Cinq nouvelles communes du sud du pays (Rochefort, Libramont, Durbuy, Libin et Vresse-sur-Semois) ont mis en place, depuis la réunion du 5 juillet, des mesures pour restreindre la consommation d’eau du réseau, ont indiqué la Belge Stéphanie Ernoux. . , coordinateur de la stratégie de communication de crise du Service Public de Wallonie (SPW).
“Ce sont surtout des mesures d’anticipation que certains maires ont prises par précaution”, précise Stéphanie Ernoux. “Cela ne veut pas dire que la consommation d’eau est actuellement plus élevée, contrairement à ce que l’on pourrait penser.”
Au total, sept communes du sud du pays (Stoumont, Theux, Rochefort, Libramont, Durbuy, Libin et Vresse-sur-Semois) appliquent désormais un régime limitant la consommation d’eau à l’usage domestique. Les contrevenants s’exposent à des sanctions administratives.
Sans enceinte d’espace naturel
Par ailleurs, les inspecteurs de la Division Nature et Forêts (DNF) du SPW ont intensifié leurs visites de prévention dans les camps de vacances et de jeunesse. “Sensibiliser au bon usage de l’eau pour éviter, notamment, la consommation d’eau stockée longtemps dans des bidons”, explique le coordinateur communication de crise du Service public wallon. “Ils avertissent également du risque d’incendie.”
A ce stade, aucun espace naturel n’a encore été fermé aux promeneurs en raison du risque d’incendie, précise le SPW.
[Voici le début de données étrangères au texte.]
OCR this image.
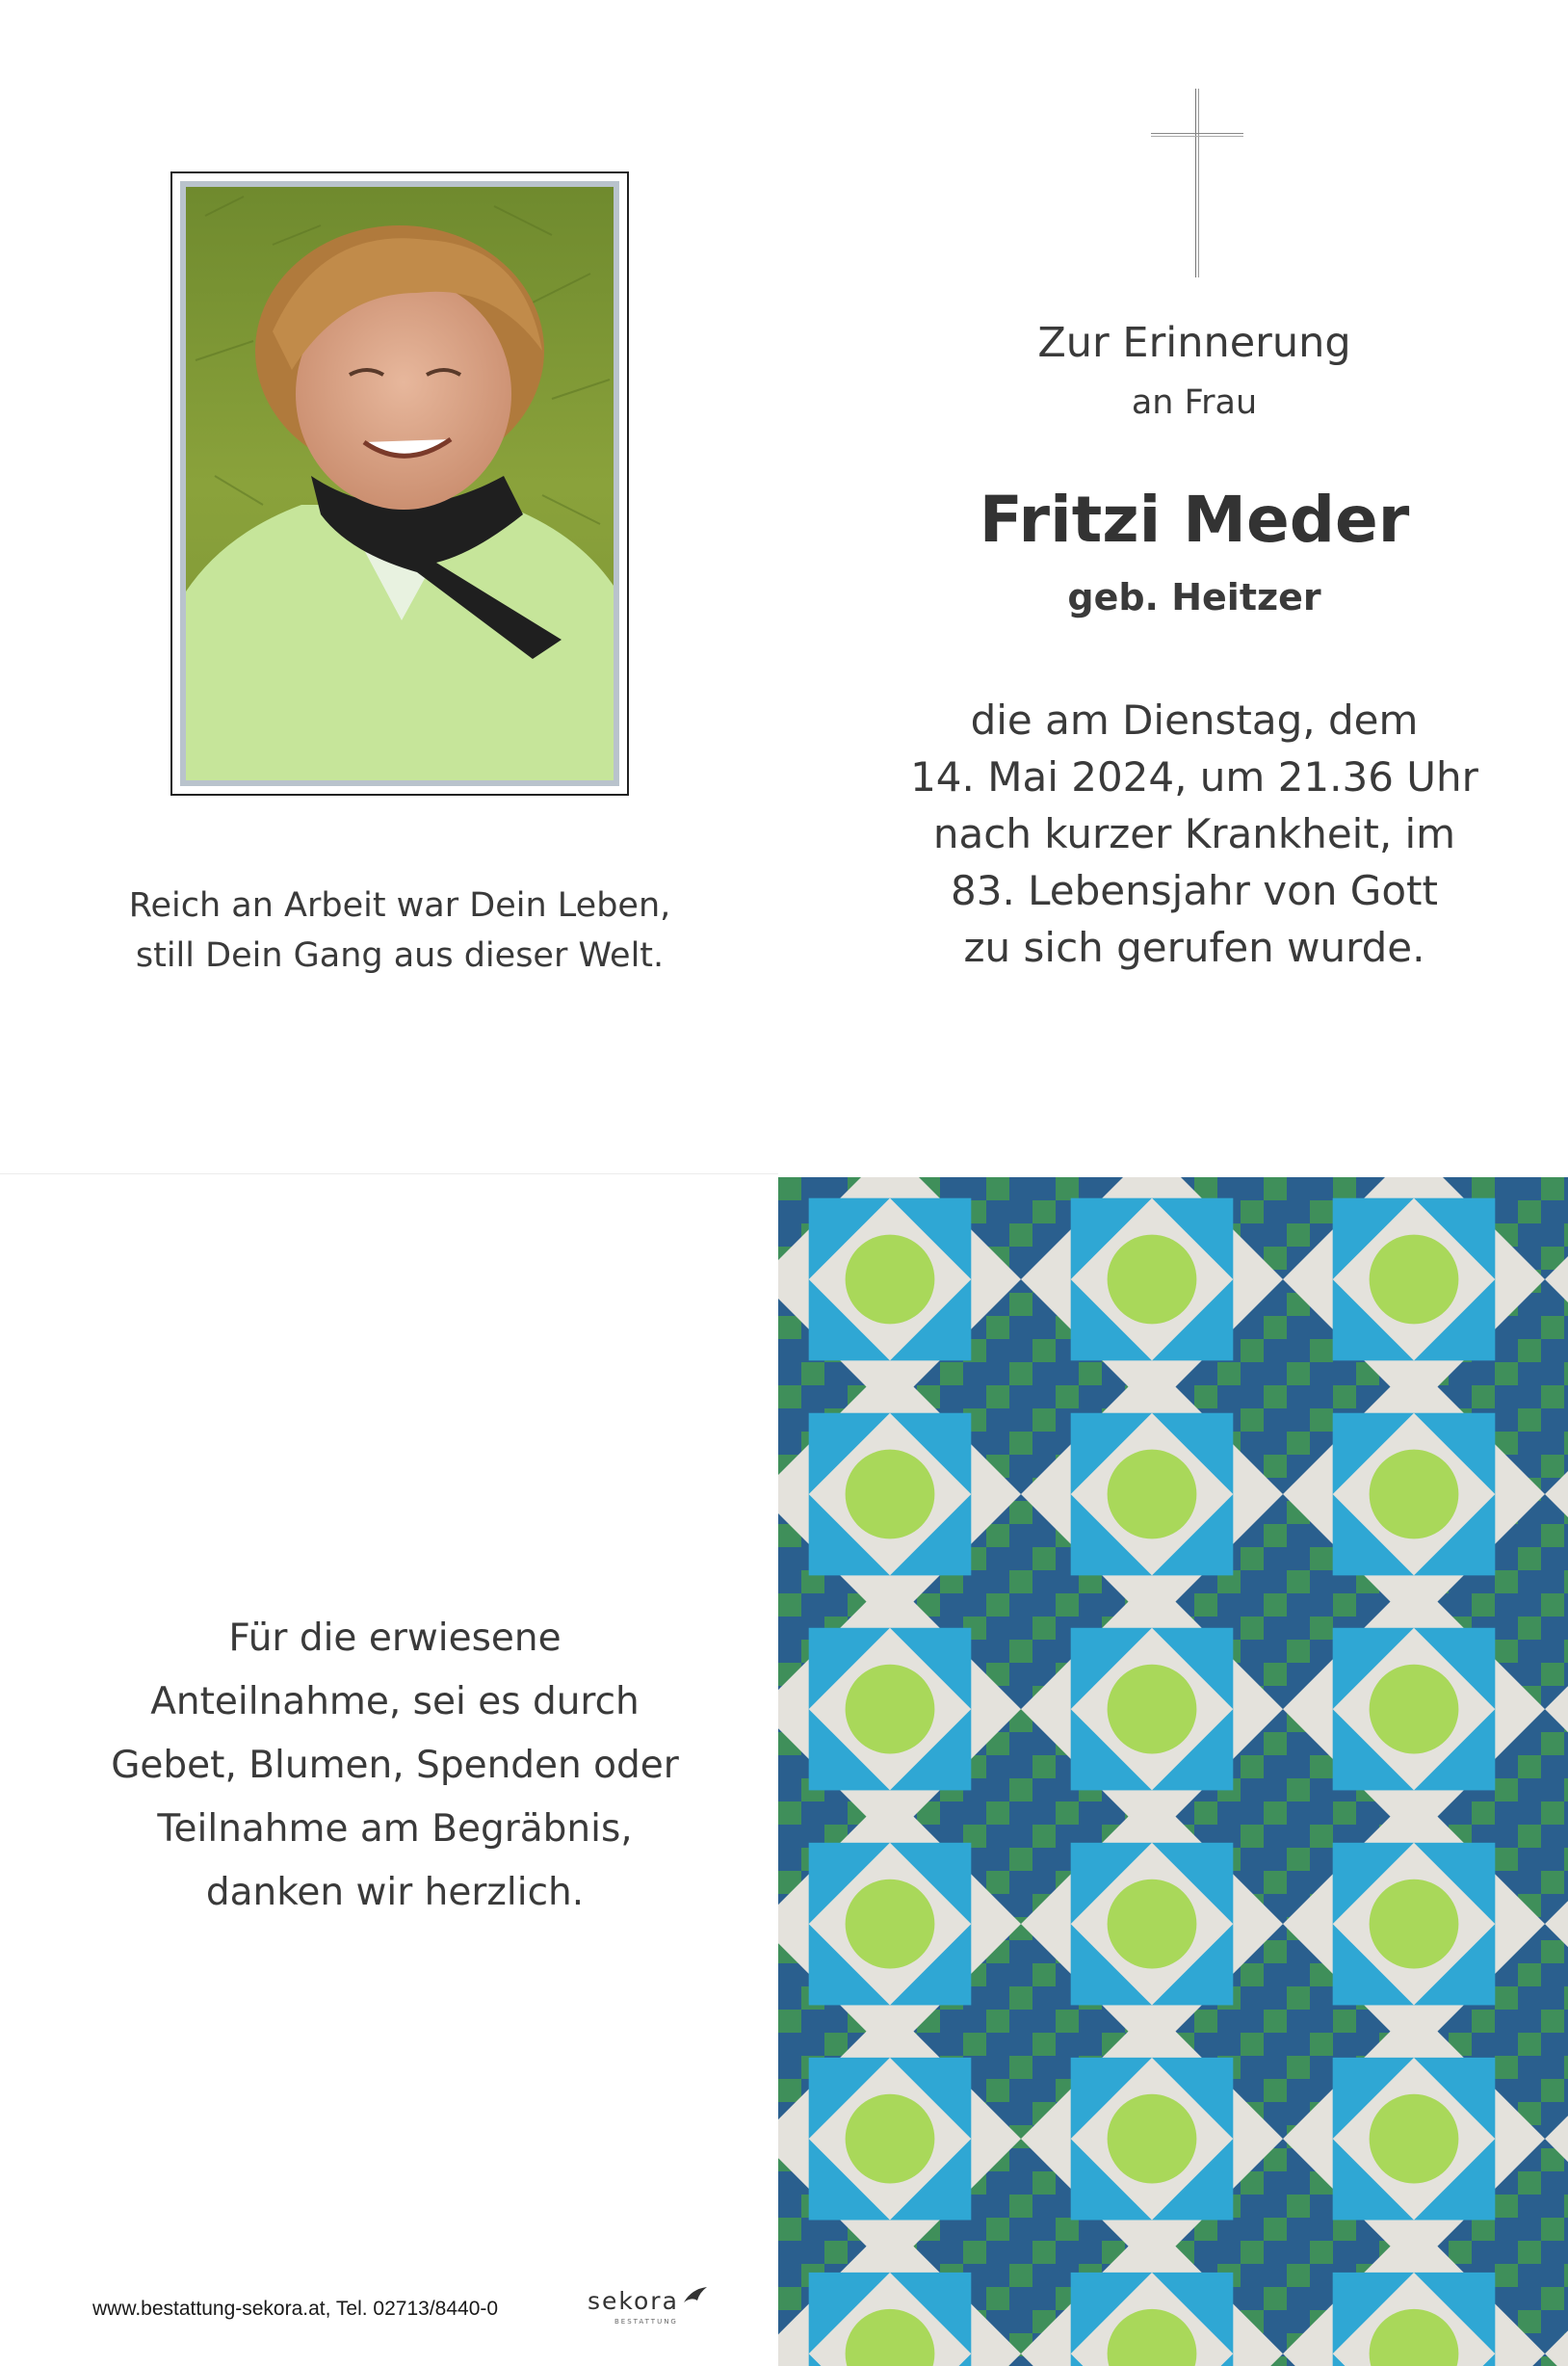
Zur Erinnerung
an Frau
Fritzi Meder
geb. Heitzer
die am Dienstag, dem
14. Mai 2024, um 21.36 Uhr
nach kurzer Krankheit, im
83. Lebensjahr von Gott
zu sich gerufen wurde.
Reich an Arbeit war Dein Leben,
still Dein Gang aus dieser Welt.
Für die erwiesene
Anteilnahme, sei es durch
Gebet, Blumen, Spenden oder
Teilnahme am Begräbnis,
danken wir herzlich.
www.bestattung-sekora.at, Tel. 02713/8440-0	sekora
BESTATTUNG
Kayak (presque) impossible dans la Semois, la Lesse, l’Ourthe et l’Amblève
A côté des cours d’eau, les débits continuent de baisser. Les premières restrictions liées à la navigation, avec un regroupement de navires dans les écluses, affectent désormais l’ensemble du réseau, à l’exception des canaux de l’Escaut et du Hainaut.
Les amateurs de kayak devront assumer patiemment leurs soucis, la grande majorité des tronçons de la Semois, de la Lesse, de l’Ourthe, de l’Amblève sont désormais fermés à la circulation en raison du faible débit.
Une nouvelle réunion de la Cellule Expérimentation Sécheresse aura lieu mardi prochain. D’autres mesures pourraient être nécessaires, car l’indice IRM prédit une situation très sèche, mais pas encore extrême, dans les 10 prochains jours. La répartition géographique de l’indice fait apparaître localement des zones extrêmement sèches (à l’est de la province de Liège et dans le bassin de la Haute Lesse) et d’autres zones très sèches éparses, au sud du Sillon Sambre et Meuse.